- Born: August 4, 1969 (age 57) Wiesbaden, Germany
- Education: University of Southern Mississippi
- Occupation: Author
- Writing career
- Period: 2000–present
- Notable works: Kino, The Ashakiran Tape
- Website: jurgenfauth.com

= Jürgen Fauth =

American novelist

Jürgen Fauth (born August 4, 1969, in Wiesbaden, Germany) is a German-American film critic, translator, editor, photographer, and author. His debut novel Kino was published in 2012 by Atticus Books.

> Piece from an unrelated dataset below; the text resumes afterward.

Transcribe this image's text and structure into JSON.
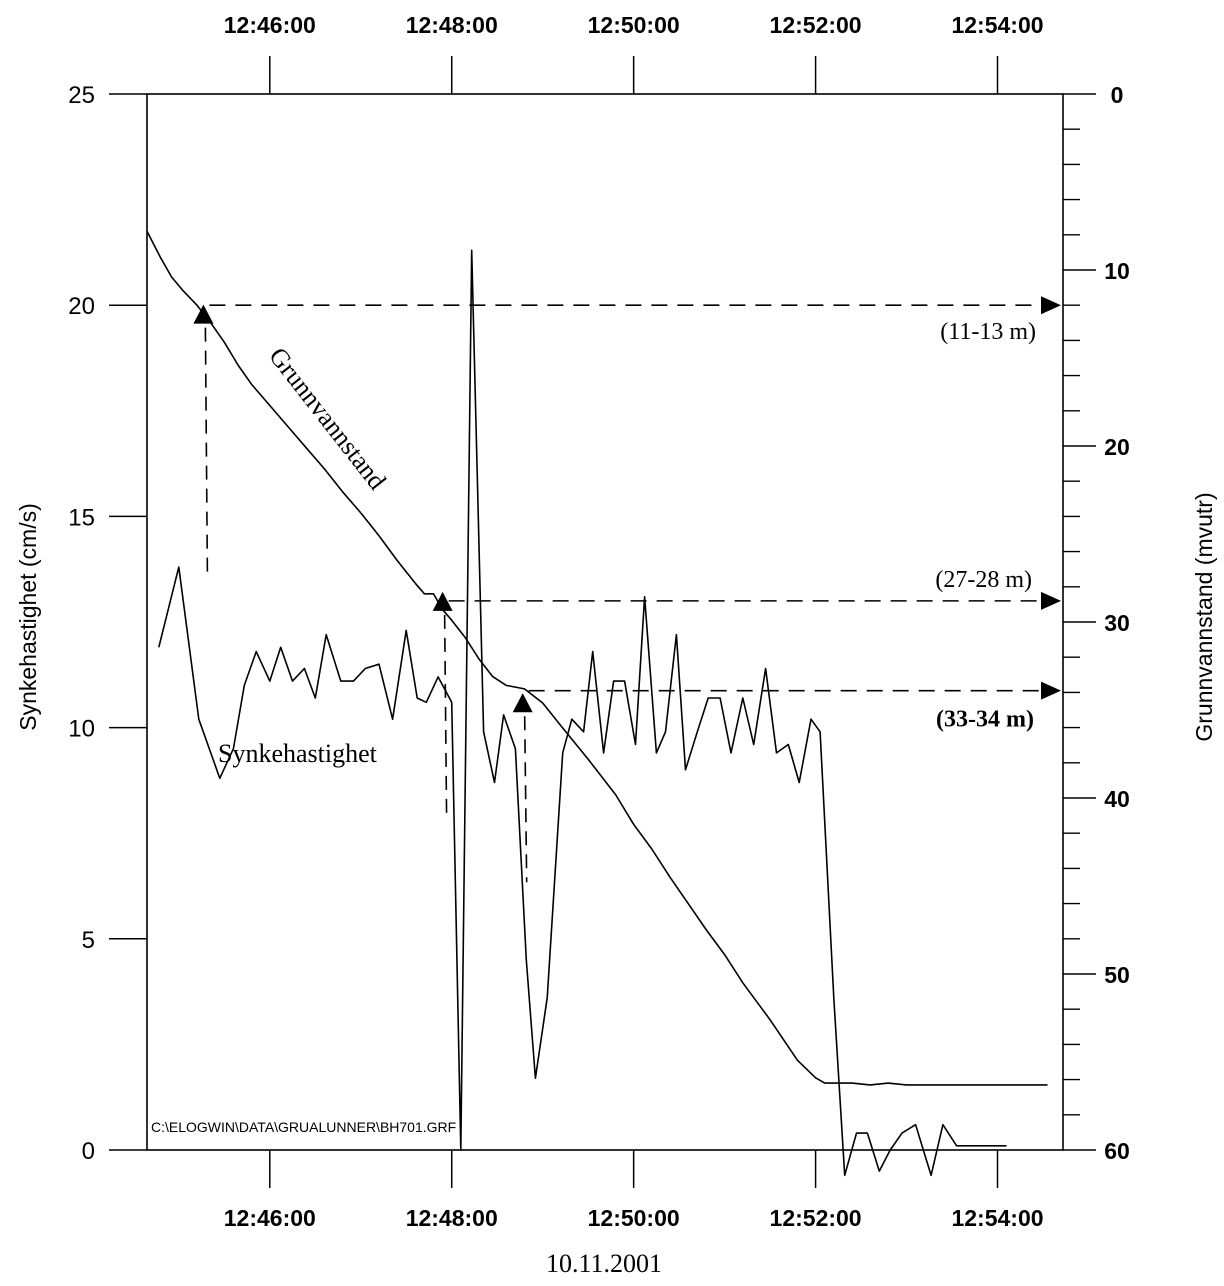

Jürgen received his doctorate from the Center for Writers at the University of Southern Mississippi. He was a longtime associate editor for fiction at Review Web (now Blip Magazine), and has taught English and Creative Writing at USM and Manhattan's Laboratory Institute of Merchandising. In 1996, Jürgen founded Der Brennende Busch, one of the first German-language literary web magazines. His short fiction has appeared in Berkeley Fiction Review, La Petite Zine, Eclectica, Vestal Review, Chiron Review, Blue Moon Review, among others. He has written for Wiesbadener Kurier, New York Newsday, Flavorpill, and The Huffington Post, and he is a long-time film critic for About.com

In 2008, Jürgen launched the literary community Fictionaut together with Carson Baker. In 2015, Jürgen published the Phish-themed rock'n roll mystery Head Cases Vol. 1: The Ashakiran Tape. He lives in Berlin and Dakar.